You’d think retention bonuses were the only way to keep and motivate your best people. At least, that’s what AIG would have us believe. But open, honest communication all the time is better for retaining employees during the current recession and best for any organization in the long run.

Paul B. Brown, in a recent column titled “How to Lead in Tough Times” has accumulated leadership advice that is good for any time. This is my synopsis of what he wrote:

  • Get out in front of negative events so that the rumor mill doesn’t make things worse than they already are. This is particularly difficult to do in this age of instant messaging, which makes it all the more important to be transparent.
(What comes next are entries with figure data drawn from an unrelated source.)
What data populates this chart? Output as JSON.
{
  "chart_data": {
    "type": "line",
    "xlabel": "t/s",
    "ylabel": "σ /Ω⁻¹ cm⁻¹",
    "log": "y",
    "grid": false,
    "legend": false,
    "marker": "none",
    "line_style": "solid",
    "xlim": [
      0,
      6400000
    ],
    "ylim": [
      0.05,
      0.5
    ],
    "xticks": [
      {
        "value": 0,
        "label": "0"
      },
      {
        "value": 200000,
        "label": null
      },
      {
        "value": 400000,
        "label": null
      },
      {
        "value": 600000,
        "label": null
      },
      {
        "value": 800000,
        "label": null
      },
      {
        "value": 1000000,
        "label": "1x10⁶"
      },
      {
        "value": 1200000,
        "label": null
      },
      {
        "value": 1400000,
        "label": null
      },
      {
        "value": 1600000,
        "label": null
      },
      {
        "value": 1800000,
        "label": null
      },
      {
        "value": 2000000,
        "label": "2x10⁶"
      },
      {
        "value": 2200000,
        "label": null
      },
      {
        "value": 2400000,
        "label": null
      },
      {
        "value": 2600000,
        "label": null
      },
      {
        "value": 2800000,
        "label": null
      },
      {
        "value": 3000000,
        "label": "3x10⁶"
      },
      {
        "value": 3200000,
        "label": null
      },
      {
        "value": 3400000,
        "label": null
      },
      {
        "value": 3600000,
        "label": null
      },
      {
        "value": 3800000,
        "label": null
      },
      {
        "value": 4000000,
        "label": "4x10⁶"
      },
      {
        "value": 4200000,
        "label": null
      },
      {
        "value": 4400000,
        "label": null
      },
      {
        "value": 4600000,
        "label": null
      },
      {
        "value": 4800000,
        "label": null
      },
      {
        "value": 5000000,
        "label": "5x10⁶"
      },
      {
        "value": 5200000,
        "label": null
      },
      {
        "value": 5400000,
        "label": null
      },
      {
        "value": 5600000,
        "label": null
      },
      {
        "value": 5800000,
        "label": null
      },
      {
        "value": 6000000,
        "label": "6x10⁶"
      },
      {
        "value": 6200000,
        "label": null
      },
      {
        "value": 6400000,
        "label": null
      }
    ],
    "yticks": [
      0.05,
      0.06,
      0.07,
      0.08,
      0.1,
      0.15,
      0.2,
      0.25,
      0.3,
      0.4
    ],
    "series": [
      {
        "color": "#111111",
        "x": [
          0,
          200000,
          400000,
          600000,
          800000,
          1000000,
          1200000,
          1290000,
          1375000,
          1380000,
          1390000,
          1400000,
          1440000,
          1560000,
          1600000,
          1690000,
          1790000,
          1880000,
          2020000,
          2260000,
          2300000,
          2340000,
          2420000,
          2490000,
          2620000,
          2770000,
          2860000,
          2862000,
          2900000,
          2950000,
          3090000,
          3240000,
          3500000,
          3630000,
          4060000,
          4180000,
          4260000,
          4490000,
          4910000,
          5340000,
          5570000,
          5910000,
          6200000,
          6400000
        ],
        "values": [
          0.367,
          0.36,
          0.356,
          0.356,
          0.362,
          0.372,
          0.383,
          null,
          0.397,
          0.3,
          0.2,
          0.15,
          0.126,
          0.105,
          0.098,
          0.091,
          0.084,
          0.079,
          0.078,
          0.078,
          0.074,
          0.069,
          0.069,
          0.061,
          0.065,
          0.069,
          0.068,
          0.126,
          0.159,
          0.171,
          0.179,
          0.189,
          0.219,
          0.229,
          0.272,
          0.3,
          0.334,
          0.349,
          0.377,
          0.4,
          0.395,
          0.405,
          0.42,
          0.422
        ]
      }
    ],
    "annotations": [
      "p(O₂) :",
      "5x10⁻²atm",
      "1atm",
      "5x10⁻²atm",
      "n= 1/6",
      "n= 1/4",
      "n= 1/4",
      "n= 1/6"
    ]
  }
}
  • Put things in perspective so that everyone understands events in the context of the ups and downs of business over time.
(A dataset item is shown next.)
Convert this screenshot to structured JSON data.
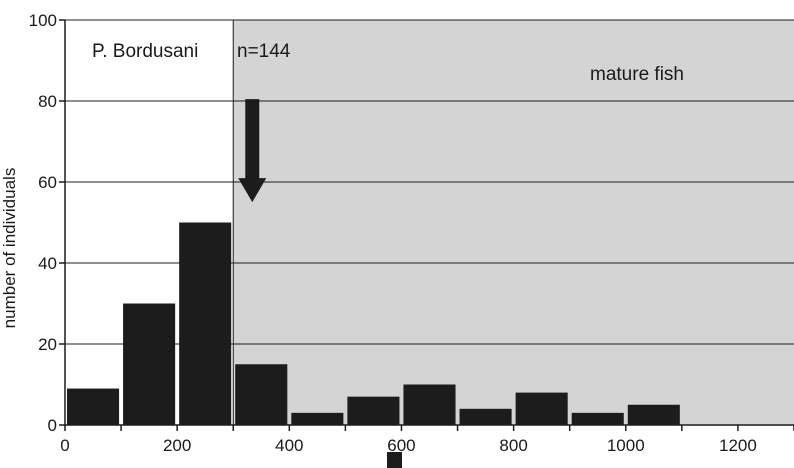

  • Involve employees in identifying opportunities to reduce costs and increase revenue.
  • Be positive and optimistic. If you can’t be, stay away.
  • Tell your best people how important they are to the organization and how much you need them to make the company successful over the long run.
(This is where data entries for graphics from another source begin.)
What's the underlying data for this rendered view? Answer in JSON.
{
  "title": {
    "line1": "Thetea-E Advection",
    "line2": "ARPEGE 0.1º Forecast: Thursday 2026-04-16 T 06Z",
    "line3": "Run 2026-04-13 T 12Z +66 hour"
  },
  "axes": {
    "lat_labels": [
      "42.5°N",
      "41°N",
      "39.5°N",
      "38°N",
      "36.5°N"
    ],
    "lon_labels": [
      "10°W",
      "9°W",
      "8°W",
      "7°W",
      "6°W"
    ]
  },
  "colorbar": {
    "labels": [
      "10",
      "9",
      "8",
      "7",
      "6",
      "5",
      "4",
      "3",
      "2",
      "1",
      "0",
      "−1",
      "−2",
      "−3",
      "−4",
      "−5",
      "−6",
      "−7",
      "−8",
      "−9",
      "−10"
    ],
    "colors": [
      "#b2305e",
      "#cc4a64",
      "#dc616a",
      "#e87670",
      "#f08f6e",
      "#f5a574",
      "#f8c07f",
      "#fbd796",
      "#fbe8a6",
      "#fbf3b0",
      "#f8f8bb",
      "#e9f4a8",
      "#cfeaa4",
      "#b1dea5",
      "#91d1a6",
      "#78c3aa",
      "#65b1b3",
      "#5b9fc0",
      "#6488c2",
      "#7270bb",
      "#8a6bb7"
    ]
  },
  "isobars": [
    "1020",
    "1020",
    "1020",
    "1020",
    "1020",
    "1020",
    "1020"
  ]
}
  • Volatility, uncertainty, and complexity will continue to be the norm, not the exception. Keep focused on your destination while being flexible about how to get there.
  • Get the truth out in the open so that everyone can deal with it. Contrary to what Colonel Jessep said in A Few Good Men, your best employees can handle the truth.

In summary, Brown quotes F. Scott Fitzgerald (Esquire, 1936): “The test of a first-rate intelligence is the ability to hold two opposed ideas in the mind at the same time and still retain the ability to function. One should, for example, be able to see that things are hopeless and yet be determined to make them otherwise.”